Usually one only downsizes the liner if the chimney is tall or if the chimney flue is small. That doesn't seem to be the case here.
 

mcerin

New Member
Nov 2, 2012
9
I like the harman because its a great looking insert AND you can run it like an open fireplace was supposed to run and look,with the door WIDE OPEN and the optional fireplace screen in place for an open fire with lots of radient heat. I dont know of ANY other wood stove that has this option. Their free standing model(which i own) can do this as well as roast food INSIDE the stove.
 

relevance

New Member
Nov 25, 2012
1
Hi everyone,
We are looking to purchase a wood burning insert for our masonry fireplace. The house is well insulated, (2x6 const. with R-21 in the walls), and is approx. 1800 sq. ft. I have been checking this site as wwell as manufacturers websites.

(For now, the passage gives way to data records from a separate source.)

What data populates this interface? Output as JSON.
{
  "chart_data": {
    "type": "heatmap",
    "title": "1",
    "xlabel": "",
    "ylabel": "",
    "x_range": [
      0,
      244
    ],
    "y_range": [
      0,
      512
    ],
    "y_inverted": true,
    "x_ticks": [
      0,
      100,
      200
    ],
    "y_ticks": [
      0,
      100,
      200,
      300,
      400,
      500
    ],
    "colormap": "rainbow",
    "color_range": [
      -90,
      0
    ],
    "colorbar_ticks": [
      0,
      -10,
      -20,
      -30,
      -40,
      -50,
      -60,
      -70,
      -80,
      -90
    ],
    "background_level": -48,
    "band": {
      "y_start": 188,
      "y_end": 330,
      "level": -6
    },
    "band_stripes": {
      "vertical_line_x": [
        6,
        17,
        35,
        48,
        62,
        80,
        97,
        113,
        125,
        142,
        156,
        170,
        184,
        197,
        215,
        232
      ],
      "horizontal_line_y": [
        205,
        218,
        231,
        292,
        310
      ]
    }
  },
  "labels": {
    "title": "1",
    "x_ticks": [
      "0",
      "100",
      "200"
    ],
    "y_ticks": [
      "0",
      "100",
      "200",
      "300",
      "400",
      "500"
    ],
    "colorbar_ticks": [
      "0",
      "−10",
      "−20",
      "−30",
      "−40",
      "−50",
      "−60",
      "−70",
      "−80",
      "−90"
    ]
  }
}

We like the cast iron inserts -The stoves we are looking at are; Alderlea T5, Hampton HI-300, Jotul Rockland, Quadrafire Voyageur, Enviro Boston or Cabello 1700. Any suggestions or advice would be appreciated.
Thanks -
Hi,

I just purchased a Lennox "Performer" insert and couldn't be happier with my purchase. It's heating my 1300 sq ft, 60 year old ranch with a suspect amount of insulation. I learned that the seams on a cast iron, if over fired too often become brittle, break down, leak and lose their efficiency. Welded steel doesn't have that problem. While cast iron has that really nice traditional look, the logic behind long lasting efficiency won me over.